The National Archives of Singapore (NAS) (Arkib Negara Singapura, 新加坡国家档案馆, சிங்கப்பூர் தேசிய காப்பகம்) is the national archives of Singapore. It was formed in August 1993 with the merging of the National Archives and the Oral History Department. The NAS is responsible for the collection and management of records relating to the nation's political, social and economic history. NAS also identifies and collects records of historical significance from local and overseas private sources. In 1993, both NAS and the National Museum of Singapore were brought under the administration of the National Heritage Board. Since 1 November 2012, the NAS was brought under the administration of the National Library Board (NLB).

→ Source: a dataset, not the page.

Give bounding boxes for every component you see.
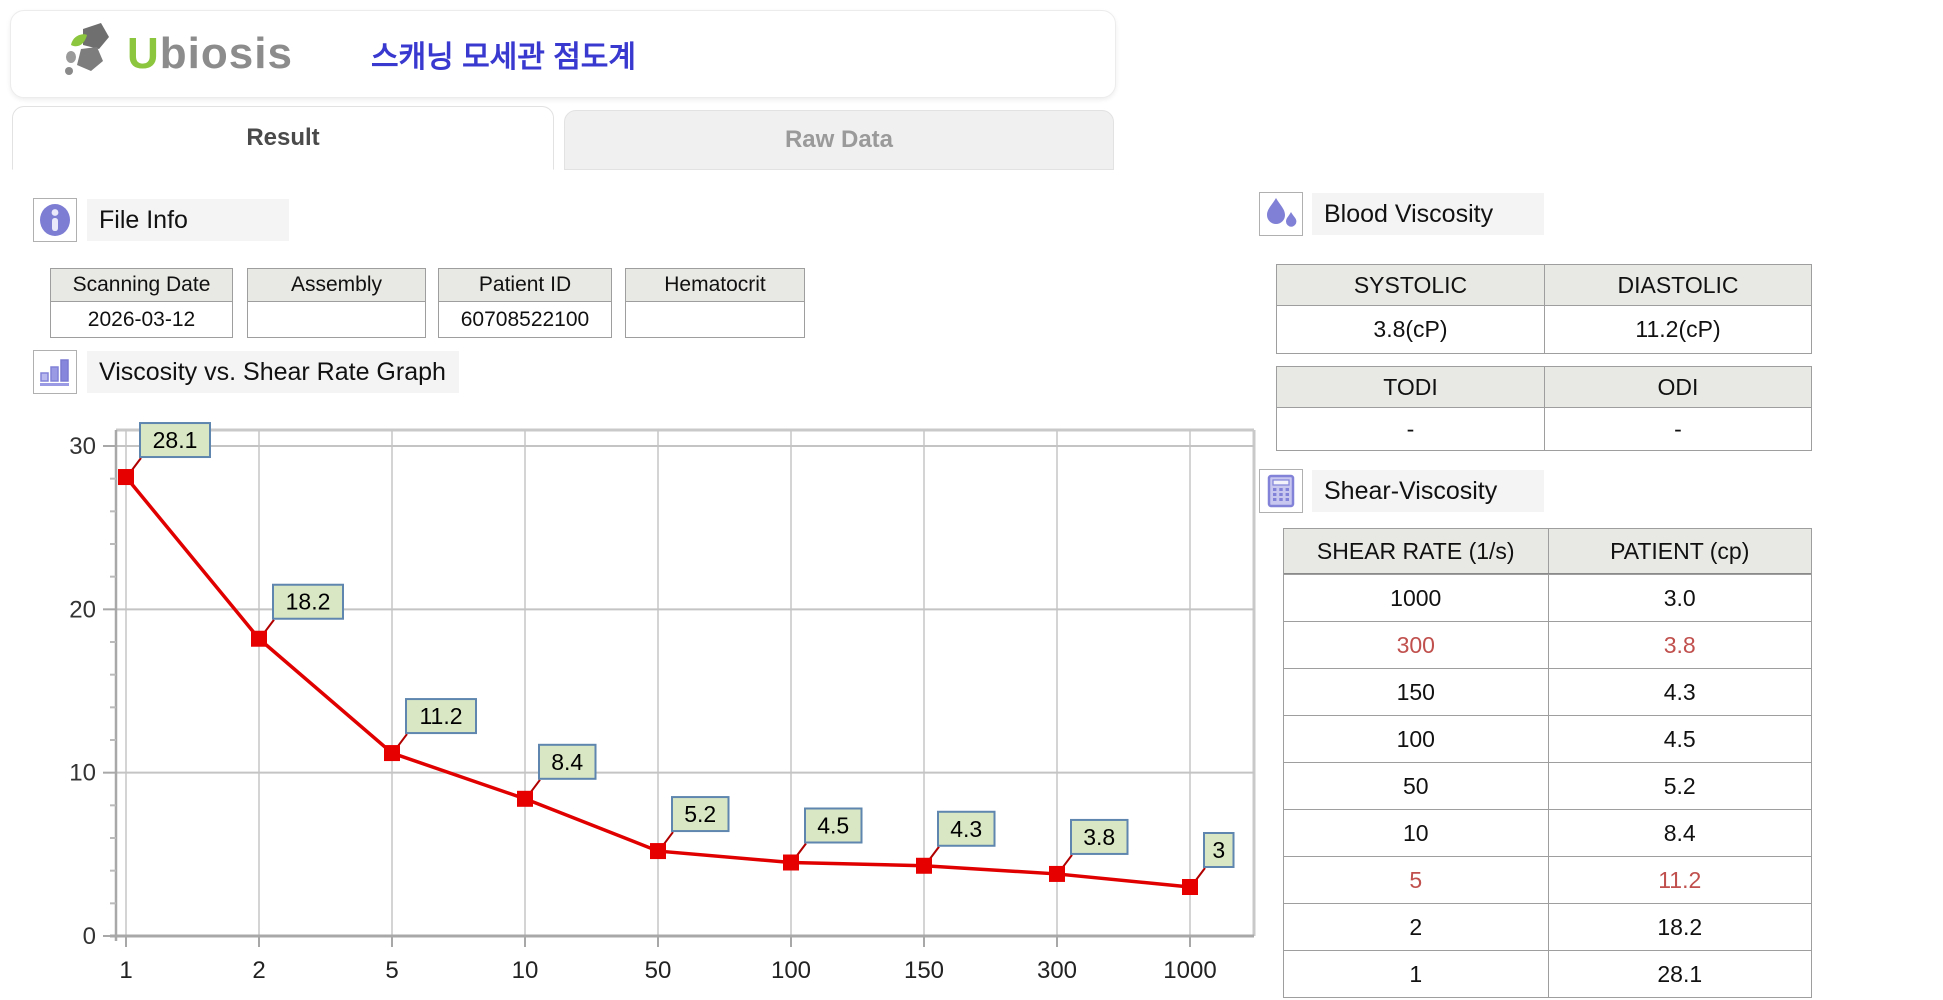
file-info-field-value [626, 302, 804, 337]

The National Archives was originally established in 1968 for the preservation and administration of the nation's archives. It holds records as far back as 1800, 19 years before the arrival of Stamford Raffles and the founding of the modern nation. The Oral History Centre documents the history of Singapore through the use of oral history methodology. NAS has a selection of archival materials available for viewing by the public, including public records, building plans, oral history recordings, photographs, electronic records and an audio-visual collection of microfilms, films, videotapes, colour slides, negatives and maps. Nowadays, the NAS has improved access to archives by allowing researchers and history enthusiasts to access archives online. Requests for archives can be made online.

In 2017, the NAS building underwent an 18-month revamp, the first time since it moved to 1 Canning Rise in 1997. The revamp fixed wear and tear, including water-seepage and paint peeling, enhanced the look of the building with restorations to reflect the building's past and allowing the building to blend with its surroundings. The building reopened on 7 April 2019 with better facilities, with an expanded Oldham Theatre taking 132 people instead of 44 before, three new oral history recording studios, microfilm readers and expanded conservation labs, as well as lifts installed and levelled floors for disabled people.